What kinds of policy changes would you like to see implemented immediately to address the needs of small scale farmers? This is too broad a question for a quick answer. To support SRI extension, perhaps the first thing would be to improve the physical infrastructure and (especially) the management of irrigation systems so that more water can be provided reliably to farmers wanting to get more yield with less water. Also, because SRI paddy (unmilled) rice gives about 15 percent more milled rice per bag or per bushel, because there is less chaff (fewer unfilled grains) and less breakage of grains during milling, millers should pay 10 percent more per bag or per bushel for SRI paddy, to give the benefit of the higher quality rice to its producers (rather than pocket this windfall themselves). That would be a big boost to getting farmers to shift their production methods since this is on top of a higher paddy yield.
Can you discuss the relationship between consumers in the United States and small scale farmers in Africa? I think that fair trade should be promoted more widely, and subsidies to U.S. farmers that tilt the playing field against African small-scale farmers should be revised and probably ended. If the U.S. wants to promote free trade, it should itself be practicing fair trade, i.e. unsubsidized production.
Why should food consumers in the United States care about the state of agriculture in other countries? In the case of SRI, reduced requirements for water (more crop per drop) do not directly affect U.S. consumers, but the whole world benefits from movement toward more water—economizing food production. In the case of SRI, the reduced requirements for water (more crop per drop) do not directly affect U.S. consumers, but the whole world benefits from movement toward more water-economizing food production. Also from less use of synthetic fertilizers and agrochemicals. We have been working with a U.S. rice-importing company in San Francisco, Lotus Foods, to help them import very high-quality indigenous rice varieties, organically-grown by small farmers with higher income for their produce, which helps conserve rice biodiversity and benefit farmers and the environment.

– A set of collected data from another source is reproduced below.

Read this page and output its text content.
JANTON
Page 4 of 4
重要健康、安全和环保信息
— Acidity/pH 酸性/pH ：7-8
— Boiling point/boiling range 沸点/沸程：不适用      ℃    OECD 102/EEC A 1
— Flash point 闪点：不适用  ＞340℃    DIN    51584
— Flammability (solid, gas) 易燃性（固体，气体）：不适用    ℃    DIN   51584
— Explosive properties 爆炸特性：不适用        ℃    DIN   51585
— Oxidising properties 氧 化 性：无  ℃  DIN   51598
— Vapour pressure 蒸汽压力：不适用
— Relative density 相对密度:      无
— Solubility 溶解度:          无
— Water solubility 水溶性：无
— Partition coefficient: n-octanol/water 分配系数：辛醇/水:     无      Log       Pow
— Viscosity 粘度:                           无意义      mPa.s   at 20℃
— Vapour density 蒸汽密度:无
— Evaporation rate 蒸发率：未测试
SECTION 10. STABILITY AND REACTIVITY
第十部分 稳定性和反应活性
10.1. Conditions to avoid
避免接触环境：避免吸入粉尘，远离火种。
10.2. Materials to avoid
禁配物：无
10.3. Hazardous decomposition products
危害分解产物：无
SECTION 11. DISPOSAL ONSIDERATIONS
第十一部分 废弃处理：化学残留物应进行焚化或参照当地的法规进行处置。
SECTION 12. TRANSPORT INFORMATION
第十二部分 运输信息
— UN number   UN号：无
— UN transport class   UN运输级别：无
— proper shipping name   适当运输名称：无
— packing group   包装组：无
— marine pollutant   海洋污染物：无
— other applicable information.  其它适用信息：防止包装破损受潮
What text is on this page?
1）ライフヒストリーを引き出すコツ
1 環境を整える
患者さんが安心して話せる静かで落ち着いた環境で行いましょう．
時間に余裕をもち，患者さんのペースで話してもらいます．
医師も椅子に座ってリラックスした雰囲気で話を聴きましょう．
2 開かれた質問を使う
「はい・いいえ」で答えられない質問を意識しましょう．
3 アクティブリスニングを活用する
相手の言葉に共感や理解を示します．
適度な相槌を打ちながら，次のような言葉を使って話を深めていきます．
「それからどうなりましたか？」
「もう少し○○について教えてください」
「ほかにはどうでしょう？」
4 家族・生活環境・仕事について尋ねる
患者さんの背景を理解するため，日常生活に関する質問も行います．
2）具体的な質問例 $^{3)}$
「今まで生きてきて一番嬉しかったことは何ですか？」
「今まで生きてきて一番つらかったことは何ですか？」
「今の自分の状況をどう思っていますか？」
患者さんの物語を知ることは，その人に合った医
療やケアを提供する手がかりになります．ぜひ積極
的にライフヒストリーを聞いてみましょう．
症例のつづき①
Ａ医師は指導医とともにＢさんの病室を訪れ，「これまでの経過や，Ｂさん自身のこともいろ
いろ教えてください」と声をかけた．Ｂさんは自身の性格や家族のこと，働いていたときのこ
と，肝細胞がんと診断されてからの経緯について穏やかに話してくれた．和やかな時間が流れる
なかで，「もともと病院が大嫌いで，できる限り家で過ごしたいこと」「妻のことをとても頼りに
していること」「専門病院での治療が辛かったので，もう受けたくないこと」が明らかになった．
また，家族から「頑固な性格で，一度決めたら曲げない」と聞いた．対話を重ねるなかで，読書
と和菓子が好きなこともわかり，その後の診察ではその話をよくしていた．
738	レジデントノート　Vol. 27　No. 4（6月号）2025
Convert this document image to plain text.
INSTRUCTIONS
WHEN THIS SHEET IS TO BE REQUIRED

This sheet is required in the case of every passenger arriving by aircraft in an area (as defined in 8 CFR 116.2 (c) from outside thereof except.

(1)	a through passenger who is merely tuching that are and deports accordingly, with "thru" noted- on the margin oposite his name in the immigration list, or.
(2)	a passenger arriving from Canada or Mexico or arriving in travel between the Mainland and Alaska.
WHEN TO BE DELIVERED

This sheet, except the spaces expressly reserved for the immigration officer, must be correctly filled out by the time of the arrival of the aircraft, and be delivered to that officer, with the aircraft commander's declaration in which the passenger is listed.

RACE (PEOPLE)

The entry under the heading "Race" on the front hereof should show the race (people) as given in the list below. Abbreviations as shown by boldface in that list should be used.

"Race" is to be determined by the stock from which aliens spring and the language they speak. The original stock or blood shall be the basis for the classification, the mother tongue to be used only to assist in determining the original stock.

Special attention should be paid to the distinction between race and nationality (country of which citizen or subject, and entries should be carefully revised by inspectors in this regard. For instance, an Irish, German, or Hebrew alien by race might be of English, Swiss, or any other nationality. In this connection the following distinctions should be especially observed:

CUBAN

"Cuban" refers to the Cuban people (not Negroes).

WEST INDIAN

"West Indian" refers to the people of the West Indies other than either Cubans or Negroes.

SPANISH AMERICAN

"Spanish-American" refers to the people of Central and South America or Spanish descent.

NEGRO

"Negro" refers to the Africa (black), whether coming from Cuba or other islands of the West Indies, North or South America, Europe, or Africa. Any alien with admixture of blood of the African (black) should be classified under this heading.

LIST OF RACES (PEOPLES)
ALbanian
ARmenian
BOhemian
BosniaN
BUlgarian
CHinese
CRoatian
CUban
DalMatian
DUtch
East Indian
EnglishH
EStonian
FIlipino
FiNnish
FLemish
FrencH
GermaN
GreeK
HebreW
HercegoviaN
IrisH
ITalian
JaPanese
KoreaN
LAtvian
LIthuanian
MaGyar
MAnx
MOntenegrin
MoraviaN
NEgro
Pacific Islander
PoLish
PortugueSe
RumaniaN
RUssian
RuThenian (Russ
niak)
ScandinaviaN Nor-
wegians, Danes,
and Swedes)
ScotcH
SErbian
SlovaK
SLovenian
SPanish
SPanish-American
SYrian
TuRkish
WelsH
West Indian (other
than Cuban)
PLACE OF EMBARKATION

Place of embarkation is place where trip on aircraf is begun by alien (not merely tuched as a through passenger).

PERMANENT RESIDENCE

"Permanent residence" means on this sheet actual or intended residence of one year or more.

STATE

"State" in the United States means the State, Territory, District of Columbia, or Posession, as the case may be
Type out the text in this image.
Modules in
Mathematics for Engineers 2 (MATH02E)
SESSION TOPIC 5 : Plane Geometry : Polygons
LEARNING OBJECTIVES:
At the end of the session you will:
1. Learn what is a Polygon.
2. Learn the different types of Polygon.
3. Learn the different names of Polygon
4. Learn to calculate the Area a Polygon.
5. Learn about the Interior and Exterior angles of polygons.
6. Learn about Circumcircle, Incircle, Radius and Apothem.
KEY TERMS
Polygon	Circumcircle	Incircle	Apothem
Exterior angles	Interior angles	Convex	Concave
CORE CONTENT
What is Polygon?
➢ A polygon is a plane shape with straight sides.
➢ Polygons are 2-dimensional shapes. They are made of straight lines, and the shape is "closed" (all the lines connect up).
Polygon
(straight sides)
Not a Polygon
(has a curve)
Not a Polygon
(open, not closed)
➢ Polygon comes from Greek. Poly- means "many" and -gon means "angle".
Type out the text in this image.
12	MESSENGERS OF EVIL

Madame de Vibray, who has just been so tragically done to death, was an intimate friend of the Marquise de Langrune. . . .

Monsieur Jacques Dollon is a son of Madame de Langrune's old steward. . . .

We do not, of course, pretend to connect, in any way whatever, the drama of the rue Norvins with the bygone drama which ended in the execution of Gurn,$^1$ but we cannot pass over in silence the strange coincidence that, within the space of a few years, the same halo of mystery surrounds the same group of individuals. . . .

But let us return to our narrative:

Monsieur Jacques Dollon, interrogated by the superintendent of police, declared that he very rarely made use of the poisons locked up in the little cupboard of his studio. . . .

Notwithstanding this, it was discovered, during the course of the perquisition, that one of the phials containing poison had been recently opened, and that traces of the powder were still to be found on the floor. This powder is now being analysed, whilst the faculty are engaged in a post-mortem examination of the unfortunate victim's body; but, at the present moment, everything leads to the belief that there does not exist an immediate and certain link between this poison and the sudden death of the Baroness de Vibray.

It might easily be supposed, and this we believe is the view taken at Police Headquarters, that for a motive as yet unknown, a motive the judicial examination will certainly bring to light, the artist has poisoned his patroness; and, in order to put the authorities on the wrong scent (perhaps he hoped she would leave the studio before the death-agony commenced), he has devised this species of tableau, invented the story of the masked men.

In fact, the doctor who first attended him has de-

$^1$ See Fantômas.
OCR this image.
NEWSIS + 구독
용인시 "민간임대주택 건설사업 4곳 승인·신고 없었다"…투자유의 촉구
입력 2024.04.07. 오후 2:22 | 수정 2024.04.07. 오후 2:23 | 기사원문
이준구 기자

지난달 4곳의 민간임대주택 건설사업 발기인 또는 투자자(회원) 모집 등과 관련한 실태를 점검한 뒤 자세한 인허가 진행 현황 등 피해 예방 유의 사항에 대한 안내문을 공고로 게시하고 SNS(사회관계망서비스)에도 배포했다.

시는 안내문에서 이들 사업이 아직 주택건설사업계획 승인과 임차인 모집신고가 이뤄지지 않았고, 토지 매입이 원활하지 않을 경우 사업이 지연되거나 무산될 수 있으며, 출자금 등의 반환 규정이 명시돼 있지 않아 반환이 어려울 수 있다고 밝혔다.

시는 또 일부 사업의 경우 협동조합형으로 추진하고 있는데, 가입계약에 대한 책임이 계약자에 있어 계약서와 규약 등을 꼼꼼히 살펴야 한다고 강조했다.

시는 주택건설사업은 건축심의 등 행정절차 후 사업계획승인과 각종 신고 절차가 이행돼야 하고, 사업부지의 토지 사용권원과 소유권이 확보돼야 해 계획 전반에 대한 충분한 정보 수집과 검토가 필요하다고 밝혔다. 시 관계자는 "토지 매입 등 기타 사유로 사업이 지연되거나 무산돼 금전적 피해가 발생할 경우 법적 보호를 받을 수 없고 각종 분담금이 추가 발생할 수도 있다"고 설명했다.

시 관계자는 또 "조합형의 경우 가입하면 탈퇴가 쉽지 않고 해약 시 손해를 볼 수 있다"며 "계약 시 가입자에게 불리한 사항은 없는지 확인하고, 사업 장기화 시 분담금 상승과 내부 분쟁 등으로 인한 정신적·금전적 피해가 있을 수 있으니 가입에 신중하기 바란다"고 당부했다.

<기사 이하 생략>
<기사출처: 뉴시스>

Few U.S. consumers realize the richness of rice biodiversity (oryza sativa), with thousands of varieties having desirable qualities of taste, texture, color, aroma, etc. and often higher nutritional quality. I think that with the increase productivity of SRI methods, also for traditional varieties as well as improved varieties, lowering the prices of rice for consumers while still giving farmers a better income, we are going to see rice becoming a much more popular and widely-consumed food in the 21st century. Rice is much more and much better than the ‘white stuff’ that used to be consumed just for its calories. Rices are good for soups, salads, desserts, casseroles, poultry stuffing, etc. Few Americans know what a wonderful grain the many kinds of rice can be; but now that SRI methods are being used for wheat, millet, sorghum, teff, and other grains, I have to avoid becoming a complete partisan for rice.